Update 8/26/19 5:27pm: A spokesperson for the Department of Corrections and Community Supervision (DOCCS) confirmed to Gothamist that despite the replacement fee, the new state license plates will be produced by incarcerated individuals earning an average of 65 cents an hour. About 2,100 prisoners work for Corcraft (the brand that falls under the Division of Correctional Industries) at the Auburn Correctional Facility, which produces goods including state license plates.
“While there has been a very cute rollout—the license plate survey, and the options that will be available—you look at the fee that’s going to be charged for you to replace your license plate, you’re talking about three days wages for someone who made that license plate,” Senator Zellnor Myrie (D) told Gothamist. “We like to call ourselves the progressive capital of the nation and we are a leader in liberty, but when we have a situation where folks who have been denied their liberty but who are still working are doing so for slave wages, I think that is a conversation that needs to be had.”
Currently, incarcerated individuals in New York earn between 16 cents per hour and $1.14 per hour. DOCCS says the average Corcraft inmate made 65 cents between the 2015 and 2016 fiscal year (approximately $1,092 annually).
These are all fine. Well, except for the one of the Tappan Zee Bridge. Which is officially called the Mario Cuomo Bridge. Now, I loved Mario. He was a personal hero and an influence on my career (I worked as an intern in his NY press office in college). But his son is not him, getting the bridge named for his dad was scuzzy, and trying to make that bridge the symbol of the state is even more scuzzy. Oh, it’s a nice bridge. But this is all about Andy patting himself on the back.

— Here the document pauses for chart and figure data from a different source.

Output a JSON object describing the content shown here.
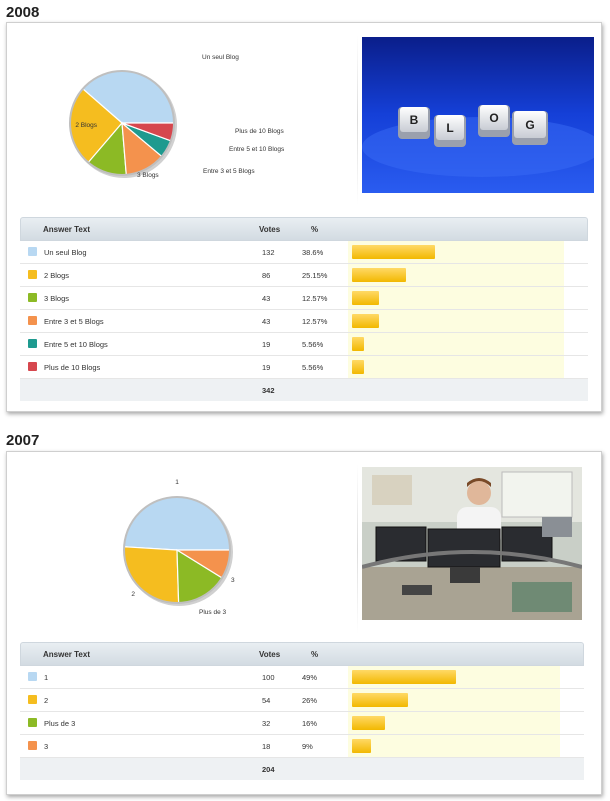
{
  "chart_data": [
    {
      "type": "pie",
      "year": "2008",
      "slices": [
        {
          "label": "Un seul Blog",
          "value": 132,
          "pct": "38.6%",
          "color": "#b8d8f2"
        },
        {
          "label": "2 Blogs",
          "value": 86,
          "pct": "25.15%",
          "color": "#f5bd1f"
        },
        {
          "label": "3 Blogs",
          "value": 43,
          "pct": "12.57%",
          "color": "#8cba25"
        },
        {
          "label": "Entre 3 et 5 Blogs",
          "value": 43,
          "pct": "12.57%",
          "color": "#f4924d"
        },
        {
          "label": "Entre 5 et 10 Blogs",
          "value": 19,
          "pct": "5.56%",
          "color": "#1e9a8f"
        },
        {
          "label": "Plus de 10 Blogs",
          "value": 19,
          "pct": "5.56%",
          "color": "#d6474e"
        }
      ],
      "total": "342"
    },
    {
      "type": "pie",
      "year": "2007",
      "slices": [
        {
          "label": "1",
          "value": 100,
          "pct": "49%",
          "color": "#b8d8f2"
        },
        {
          "label": "2",
          "value": 54,
          "pct": "26%",
          "color": "#f5bd1f"
        },
        {
          "label": "Plus de 3",
          "value": 32,
          "pct": "16%",
          "color": "#8cba25"
        },
        {
          "label": "3",
          "value": 18,
          "pct": "9%",
          "color": "#f4924d"
        }
      ],
      "total": "204"
    }
  ],
  "table_headers": {
    "answer": "Answer Text",
    "votes": "Votes",
    "pct": "%"
  },
  "blog_keys": [
    "B",
    "L",
    "O",
    "G"
  ],
  "icons": {
    "photo_2008": "blog-keyboard-keys-image",
    "photo_2007": "man-at-desk-with-monitors-image"
  }
}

They all suck. Whats wrong with a plate _without_ a message or advert? There is actually one with a crappy rendering of the self-aggrandizing Papa Cuomo (formerly Tappan Zee) bridge? Give me a freaking break. Bring back the orange and blue… great color, no bullshit.
no one is ever happy; ever.
You are GD right. So be quiet.
No problem Casey!
They asked. I don’t like any of the plates, either.

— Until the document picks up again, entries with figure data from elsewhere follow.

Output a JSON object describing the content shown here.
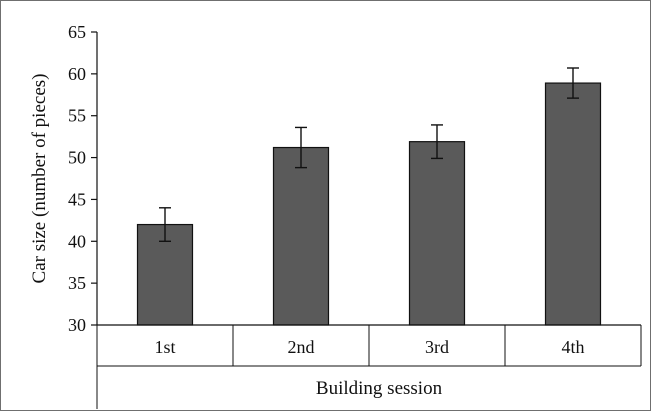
{
  "chart_data": {
    "type": "bar",
    "categories": [
      "1st",
      "2nd",
      "3rd",
      "4th"
    ],
    "values": [
      42.0,
      51.2,
      51.9,
      58.9
    ],
    "error_plus": [
      2.0,
      2.4,
      2.0,
      1.8
    ],
    "error_minus": [
      2.0,
      2.4,
      2.0,
      1.8
    ],
    "title": "",
    "xlabel": "Building session",
    "ylabel": "Car size (number of pieces)",
    "ylim": [
      30,
      65
    ],
    "yticks": [
      "30",
      "35",
      "40",
      "45",
      "50",
      "55",
      "60",
      "65"
    ],
    "grid": false,
    "legend": "none",
    "bar_color": "#5a5a5a",
    "bar_edge_color": "#111111"
  }
}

Maybe instead of complaining about a license plate; y’all should protest and stop driving. I have not had a care since 2008 and I live in the midwest. Next.

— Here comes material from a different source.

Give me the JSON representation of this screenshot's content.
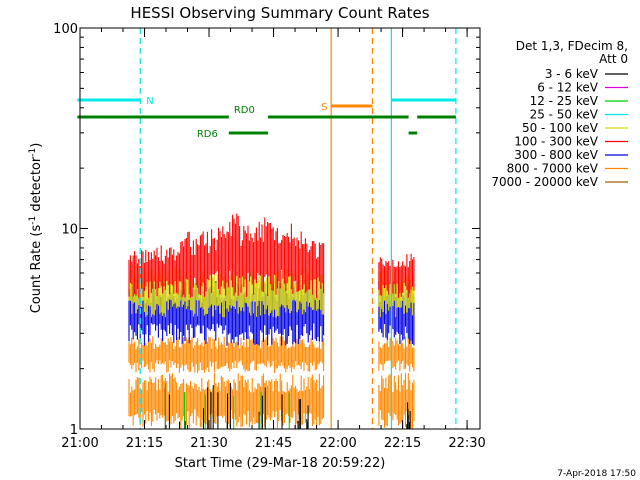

Pretty funny … “bored millennial” has “not had a care since 2008.” Is it a typo, or is it not?
Sounds about right. It is having a care that causes all the problems for people. We should know better.
Trolling a troll. Nice. Clearly a typo.
The shape representing the state is odd and unnecessary. It looks like an automatic transmission. And what the heck with the “Excelsior”? I know, but it reminds me of what Bullwinkle the Moose was saying in the cartoon.
JW, please do not cancel me for asking, but is “working” in a prison optional? I am unfamiliar with how this “slave labor” is implemented.